In January 1974 I saw Bob Dylan perform at Maple Leaf Gardens in Toronto. It was Dylan's first tour in eight years - the first since I was eight - and Dylan was an uber-icon. I was a pro at scoring good seats, but even though there were two shows the best I could do was on the side and high up.
The concert started late and the crowd was restless, by which I mean drunk, stoned, loud and obnoxious. Finally The Band came on and did a couple of songs. Then this guy came out with a big hat pulled down over his face and started singing
Lay Lady Lay. I leaned over to my friend sitting next to me and asked, "Who the hell is that?" The guy behind us leaned in and shouted at me, "It's Dylan, asshole!"
I was expressing incredulity more than asking a question. Dylan wasn't singing the same melody he had sung on
New Morning, and he was screaching out the lyrics instead of the rounded tones of his recorded versions. Dylan's singing has never been particularly musical, but his performance that night was six steps worse. He was unrecognizable.
In the previous couple of years I had been to a lot of concerts. Stadium concerts were a pretty tight show back then and I had never been disappointed by one.
This Dylan concert was something else. Only part of it was that Dylan sucked: he sang badly, stripped all the melodies from his songs, never looked up, never said a word to the crowd - and he was on stage only intermittently. The format of the concert didn't work: The Band was too different and too distinct to interspere their music with Dylan's. Also, there was a really bad vibe in Maple Leaf Gardens that night.

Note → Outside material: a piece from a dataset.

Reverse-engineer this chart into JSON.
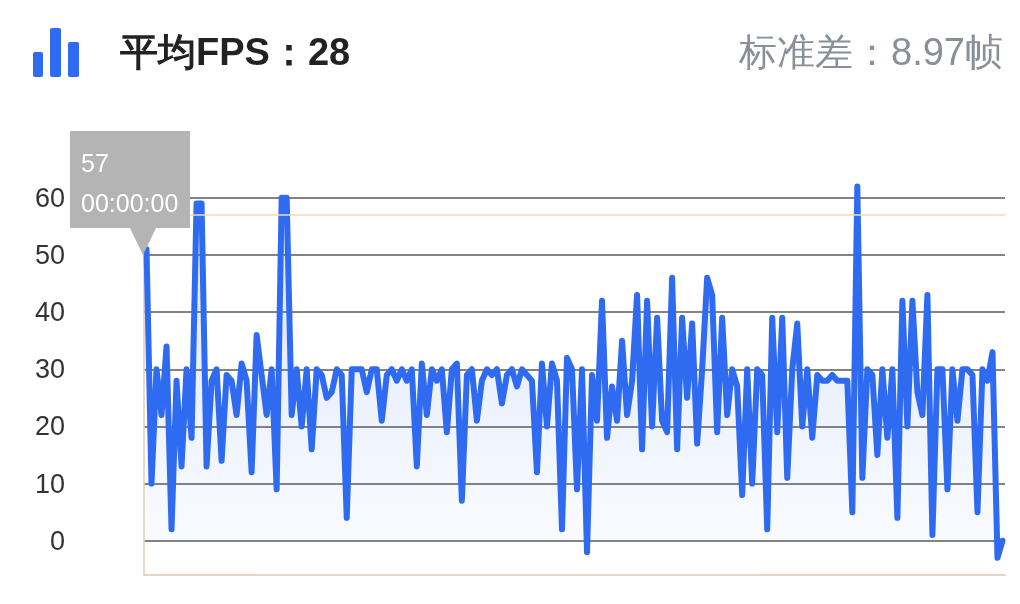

A few drunken louts kept screaming during the songs.
After it was over and we were walking out my friend realized he'd left his mittens at his seat, so we went back into the now brightly lit, empty arena. All around our seats there was vomit and smashed liquor bottles, drug paraphenalia, fast food wrappers, cigarette butts. It hit me like a fist to the gut that this wasn't about music or even entertainment; this was just a place for druggies to hang out. The sixties ended in lots of different ways, but that's how they ended for me.
Just a couple of months before that January concert, folk singer Phil Ochs, depressed by a flatlining career and taking self-destructive risks, got mugged and strangled in Dar es Salaam, Tanzania. I didn't know at that point if he'd even survived the attack, and rumors were circulating that he'd permanently lost his voice (which turned out to be true).
While Dylan was too smug, Ochs was too needy. Ochs was too upfront about wanting more success; it was uncool. Other than that one characteristic, I think he could have had all the success he craved. On the other hand, Dylan's success always had a lot to do with his creation of himself as an icon - his lies about his childhood and early career, his manipulation of people.
I saw Dylan again in 1979, during his born-again Christian phase when his fan base fled, and finally saw a great Dylan show. It was at The Aud in Kitchener, with a tenth the number of seats of Maple Leaf Gardens. I wouldn't have even gone but a friend talked me into it, and boy was I glad.
Bruce Springsteen once said that the first time he heard
Like a Rolling Stone it was like someone kicked open the door to his mind. Dylan's music was like that for me too.
I got to thinking about all this when I recently rewatched D.A. Pennebaker's documentary
Don't Look Back, which provides a snapshot of a few days Dylan spent in London during a 1965 tour. Dylan seems impossibly young in the film, nasty and bombastic, and also isolated and lonely. The film is popular with Dylan fans, and I have never heard anyone say that Pennebaker meant to be critical of Dylan: I have to think that the maker and the fans of the movie held Dylan in such high regard that they didn't see anything unattractive in the scenes where he yells at people, makes snide comments about a fellow folk singer, and even - right at the end - calmly picks his nose.